The easiest thing to do is to start at the center of your design and work outwards so you aren’t putting too much pressure on previously carved (as well as fragile) areas of your design. Begin with the innermost and most intricate parts of your design first. Eyes before eyebrows, etc. and try to cut the inside lines of each feature before you carve the outside lines of it. Be very gentle and if you are using a knife, use a small sawing motion and don’t remove the knife completely between each cut. Don’t cut all the way to the end of a line on the first cut. As each shape begins to gradually loosen up, carefully push it out of the pumpkin with a finger or a dull pencil point. Larger shapes, such as a gapped-tooth grin may have to be removed in sections. If you make a big mistake, there is always the old tried and true pumpkin surgical technique. Use a toothpick to put the accidentally removed piece back into its proper place.
Experiment with Shading
Dramatic effects can be yours by letting candlelight through your pumpkin with varying intensities. For a cool effect, don’t cut all the way through a section of your pumpkin but instead make an angled (or V-shaped) cut 1/8 to ½ inch depending on the thickness of your pumpkin wall. Peel away the outer flesh with a knife tip, spoon or vegetable peeler. You can also use deep, angled cuts to remove larger pieces so that light reflects off the walls of the hole.
Test Drive Your Pumpkin
Drum roll, please. Place a votive candle inside your pumpkin, making sure it is sitting on something very stable. Turn out the lights. Hopefully your candle stays lit. If it doesn’t you will need to increase the air supply to the candle by adding a few more holes to your jack o lantern, or enlarging some of it’s features. You can also add a vent on the back of the lid if necessary. Put Jack in a place of honor—away from all flammables, please and remember to blow out the candle before you go to sleep.
More Carving Tips:
- Cut the top and any large areas with a sharp knife. A dull knife is never a safe knife.

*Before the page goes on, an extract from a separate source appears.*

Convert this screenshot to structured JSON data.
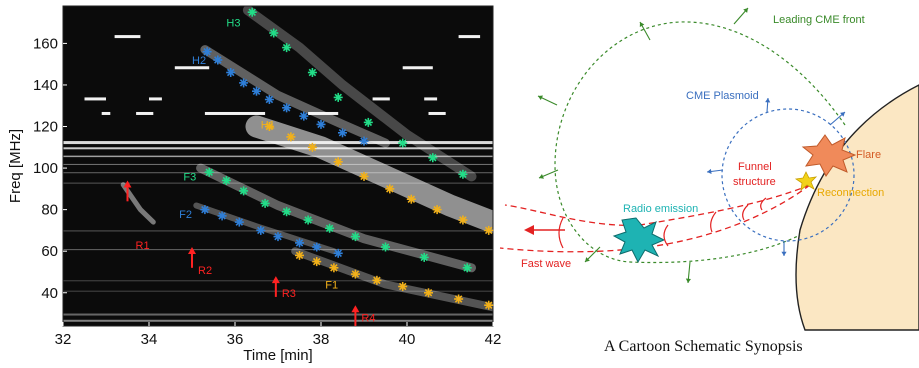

- Serrated metal saws and other safer pumpkin carving tools are made for the job and are widely available. Consider using them.
- Carve away from yourself and make sure your kids’ curious eyes are not too close. Young children should only carve under adult supervision.
- Never hold the knife in a stabbing position.
- When carving, keep a portion of the knife blade in the pumpkin and use slow, steady saw strokes.
- Use an X-Acto knife for details and the top of a potato peeler to make small circles and curves.
- Consider letting very small children paint their pumpkins with tempera paints, or perhaps even decorating them with stickers or markers.
Keeping Your Pumpkin Fresh
You’ve worked hard on your Jack-o-Lantern and of course you are going to want it to last as long as possible. Unfortunately, as soon as Jack was created (cut), he began to deteriorate. There are a couple of things you can do to help your Jack-o-Lantern last longer. There are commercially available anti-browning solutions that are made specifically for fruits and vegetables. You can pick this up at your local supermarket, or you can try our recipe for a homemade version that is quick and easy to make!
- 2 T. Vinegar
- 1 t. lemon juice
- 1 qt. water
Mix these ingredients together in a bowl. Brush the mixture over the carved surfaces of your pumpkin, which will help your special Jack-o-Lantern last a bit longer!